Paving the way to Sri Lanka’s First Digital Unicorn

Kanchayudha

Digital and tech companies alike will have to meet several incoming trends and challenges, from leveraging data and fighting for top talent to keeping up with consultancies and more. The big question: What will they have to do to stay ahead?

“There must be a true willingness for the company of the future to be more adaptive and reflective of clients’ needs,” says Chamira Jayasinghe, Arimac Founder and CEO. “People’s aspirations are evolving. And for us to survive in the long-run, we must merge and cater to their changing needs.”

Chamira Jayasinghe, Arimac Founder and CEO

Making the leap from start-up to corporate has been frequently proven to be difficult, but Arimac’s short history tells a different story altogether. “It’s simple, really. You need to be agile and you need to be quick. Slow and steady will not win the race. You need to be efficient, decisive, and ready to learn and adapt. That’s how we became a three-million-dollar venture within seven years,” explains Chamira.

With the abundance of value-generating implications resulting from the accelerated development of technology, Chamira believes that we are poised to radically streamline the business world if we embrace the human element of technology. “The pendulum has to swing back to human ingenuity, like storytelling and ideas, which is where many digital and tech companies fall short,” he notes.

Embedding creatives in teams to make a technology product function better will become the norm.
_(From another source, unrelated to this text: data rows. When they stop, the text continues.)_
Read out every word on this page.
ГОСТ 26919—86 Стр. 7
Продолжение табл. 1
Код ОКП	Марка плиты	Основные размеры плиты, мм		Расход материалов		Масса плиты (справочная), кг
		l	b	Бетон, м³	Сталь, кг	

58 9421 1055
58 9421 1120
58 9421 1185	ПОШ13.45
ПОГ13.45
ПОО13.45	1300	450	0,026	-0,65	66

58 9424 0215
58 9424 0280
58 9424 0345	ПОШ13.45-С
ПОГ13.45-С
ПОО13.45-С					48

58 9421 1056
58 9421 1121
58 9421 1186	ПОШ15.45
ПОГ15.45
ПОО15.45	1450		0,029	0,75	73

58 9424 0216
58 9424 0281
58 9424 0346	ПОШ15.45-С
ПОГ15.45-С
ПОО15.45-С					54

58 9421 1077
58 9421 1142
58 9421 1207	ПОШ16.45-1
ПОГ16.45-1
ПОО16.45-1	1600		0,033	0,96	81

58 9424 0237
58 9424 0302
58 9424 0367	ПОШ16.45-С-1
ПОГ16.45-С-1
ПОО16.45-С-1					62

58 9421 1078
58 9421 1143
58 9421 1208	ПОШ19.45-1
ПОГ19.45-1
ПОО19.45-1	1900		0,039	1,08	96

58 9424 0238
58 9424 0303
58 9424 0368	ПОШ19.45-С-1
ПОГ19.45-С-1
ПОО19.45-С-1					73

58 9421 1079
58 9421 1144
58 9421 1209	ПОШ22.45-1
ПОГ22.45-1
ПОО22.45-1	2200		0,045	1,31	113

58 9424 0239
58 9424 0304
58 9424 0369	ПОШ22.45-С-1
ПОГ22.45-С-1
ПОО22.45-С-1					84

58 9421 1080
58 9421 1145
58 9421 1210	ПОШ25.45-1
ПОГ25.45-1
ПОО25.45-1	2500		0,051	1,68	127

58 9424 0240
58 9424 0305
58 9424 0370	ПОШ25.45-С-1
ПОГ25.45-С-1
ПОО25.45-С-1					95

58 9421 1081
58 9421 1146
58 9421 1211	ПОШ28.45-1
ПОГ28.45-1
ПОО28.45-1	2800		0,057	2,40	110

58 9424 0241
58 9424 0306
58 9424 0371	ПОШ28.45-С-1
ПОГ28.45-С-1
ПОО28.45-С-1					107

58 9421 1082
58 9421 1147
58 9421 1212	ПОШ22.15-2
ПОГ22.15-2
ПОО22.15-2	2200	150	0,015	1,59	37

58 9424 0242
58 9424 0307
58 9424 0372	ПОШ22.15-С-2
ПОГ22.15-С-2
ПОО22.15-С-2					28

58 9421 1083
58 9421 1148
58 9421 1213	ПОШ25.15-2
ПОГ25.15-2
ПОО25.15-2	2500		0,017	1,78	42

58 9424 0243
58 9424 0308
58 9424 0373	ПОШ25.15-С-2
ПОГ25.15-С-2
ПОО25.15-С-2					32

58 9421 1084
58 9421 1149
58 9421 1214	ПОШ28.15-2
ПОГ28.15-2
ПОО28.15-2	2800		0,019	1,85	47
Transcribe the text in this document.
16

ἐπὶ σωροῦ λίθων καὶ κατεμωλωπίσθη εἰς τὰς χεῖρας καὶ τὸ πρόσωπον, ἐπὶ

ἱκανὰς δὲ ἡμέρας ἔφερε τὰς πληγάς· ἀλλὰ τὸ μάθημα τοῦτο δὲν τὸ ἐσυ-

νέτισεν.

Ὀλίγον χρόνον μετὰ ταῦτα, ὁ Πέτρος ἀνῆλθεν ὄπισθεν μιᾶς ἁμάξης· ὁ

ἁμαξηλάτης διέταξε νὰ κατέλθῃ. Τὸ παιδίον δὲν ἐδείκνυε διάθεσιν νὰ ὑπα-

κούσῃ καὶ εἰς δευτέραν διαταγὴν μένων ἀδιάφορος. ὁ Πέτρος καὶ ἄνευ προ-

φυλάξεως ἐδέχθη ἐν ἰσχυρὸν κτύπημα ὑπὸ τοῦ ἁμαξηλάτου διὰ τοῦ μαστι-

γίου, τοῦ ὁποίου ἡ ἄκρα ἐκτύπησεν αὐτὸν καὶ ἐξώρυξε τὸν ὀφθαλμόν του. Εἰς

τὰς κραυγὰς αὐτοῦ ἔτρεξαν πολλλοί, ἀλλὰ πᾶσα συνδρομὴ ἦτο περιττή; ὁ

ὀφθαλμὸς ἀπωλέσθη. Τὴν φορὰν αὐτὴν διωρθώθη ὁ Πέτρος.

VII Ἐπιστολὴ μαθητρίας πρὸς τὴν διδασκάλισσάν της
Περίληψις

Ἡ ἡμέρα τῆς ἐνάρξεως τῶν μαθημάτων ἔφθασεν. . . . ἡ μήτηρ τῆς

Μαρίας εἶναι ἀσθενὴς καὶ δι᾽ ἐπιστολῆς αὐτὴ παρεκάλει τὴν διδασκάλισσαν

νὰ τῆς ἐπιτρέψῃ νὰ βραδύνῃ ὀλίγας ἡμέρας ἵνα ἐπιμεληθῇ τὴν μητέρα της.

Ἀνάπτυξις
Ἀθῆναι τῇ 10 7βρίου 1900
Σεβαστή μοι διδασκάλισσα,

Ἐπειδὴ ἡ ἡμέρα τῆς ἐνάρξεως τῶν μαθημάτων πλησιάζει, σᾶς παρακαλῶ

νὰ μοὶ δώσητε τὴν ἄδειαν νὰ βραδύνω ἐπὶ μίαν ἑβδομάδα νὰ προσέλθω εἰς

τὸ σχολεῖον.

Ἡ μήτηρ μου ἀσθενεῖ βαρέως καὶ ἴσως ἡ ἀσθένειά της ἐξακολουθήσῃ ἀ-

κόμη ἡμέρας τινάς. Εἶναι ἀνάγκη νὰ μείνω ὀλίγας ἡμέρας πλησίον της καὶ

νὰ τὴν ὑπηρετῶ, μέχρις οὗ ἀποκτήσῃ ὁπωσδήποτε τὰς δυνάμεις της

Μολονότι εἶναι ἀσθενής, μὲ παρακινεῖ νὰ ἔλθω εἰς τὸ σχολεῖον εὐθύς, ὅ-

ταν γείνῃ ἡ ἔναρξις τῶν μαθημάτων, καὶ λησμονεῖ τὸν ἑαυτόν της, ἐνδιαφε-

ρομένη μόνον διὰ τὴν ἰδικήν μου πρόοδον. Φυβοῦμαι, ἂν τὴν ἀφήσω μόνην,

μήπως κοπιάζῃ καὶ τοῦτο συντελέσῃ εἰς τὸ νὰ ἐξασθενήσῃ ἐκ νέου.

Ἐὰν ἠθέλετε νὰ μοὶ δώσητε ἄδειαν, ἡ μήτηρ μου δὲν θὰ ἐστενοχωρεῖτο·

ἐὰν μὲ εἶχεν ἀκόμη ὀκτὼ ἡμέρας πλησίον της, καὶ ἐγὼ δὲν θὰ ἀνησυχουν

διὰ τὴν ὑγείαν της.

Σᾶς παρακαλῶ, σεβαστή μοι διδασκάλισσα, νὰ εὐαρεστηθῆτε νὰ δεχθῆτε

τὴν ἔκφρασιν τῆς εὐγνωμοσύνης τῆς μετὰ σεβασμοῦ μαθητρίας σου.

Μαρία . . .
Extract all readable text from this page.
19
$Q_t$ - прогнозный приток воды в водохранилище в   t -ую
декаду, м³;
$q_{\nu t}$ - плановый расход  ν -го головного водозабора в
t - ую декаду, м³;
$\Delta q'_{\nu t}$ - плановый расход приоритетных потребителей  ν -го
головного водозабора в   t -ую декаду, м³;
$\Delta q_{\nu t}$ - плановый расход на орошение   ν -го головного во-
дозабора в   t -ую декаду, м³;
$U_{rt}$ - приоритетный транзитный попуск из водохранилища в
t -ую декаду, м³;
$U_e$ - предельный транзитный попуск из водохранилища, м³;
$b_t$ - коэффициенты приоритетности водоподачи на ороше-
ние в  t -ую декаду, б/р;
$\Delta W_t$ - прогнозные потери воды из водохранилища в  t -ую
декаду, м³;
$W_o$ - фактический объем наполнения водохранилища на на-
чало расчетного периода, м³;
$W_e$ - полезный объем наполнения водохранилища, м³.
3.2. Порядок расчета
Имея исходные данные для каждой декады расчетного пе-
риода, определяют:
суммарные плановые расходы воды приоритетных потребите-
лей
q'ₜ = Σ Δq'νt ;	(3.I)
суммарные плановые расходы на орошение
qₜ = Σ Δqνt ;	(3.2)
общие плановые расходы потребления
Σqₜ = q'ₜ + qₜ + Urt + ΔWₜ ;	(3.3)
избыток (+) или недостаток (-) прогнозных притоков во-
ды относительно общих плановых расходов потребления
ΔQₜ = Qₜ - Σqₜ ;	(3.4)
Creatives, writers, and designers have the skills to understand humanity, shape language, use colours for psychology, and highly empathise with users. “These skills are essential in building technology products,” Chamira says.

Product Verticals

Today, Arimac’s profile consists of five key product verticals: Enterprise Web & Mobility Solutions; Games & Digital Innovation; 3D Movies & Visual Effects; Artificial Intelligence & Robotics; and immersive technologies such as, Augmented Reality (AR), Virtual Reality (VR) and Mixed Reality (MR).

When an event production firm required a technology partner to live-stream the Sri Lanka Premier League cricket tournament on YouTube, Arimac was the first to answer the call. The five-member team in 2011 took four days to develop the solution. Soon afterwards, the team leased the technology to the Association of Tennis Professionals (ATP).

Since then, the company has gone on to develop over 100 web and mobile solutions such as, Dialog Star Points, Dialog eZ Cash, and Rocell Tile Visualizer.

Surprisingly, Arimac relies on its web and mobile enterprise as its core cash flow to invest in its breakthrough projects. Many of its ambitious initiatives like ‘Kanchayudha’—a role playing game set in historical Sri Lanka that happens to be South Asia’s first fully-fledged 3D game—and ‘Adventures of Tia’, a computer game and animated feature film, fall into this category.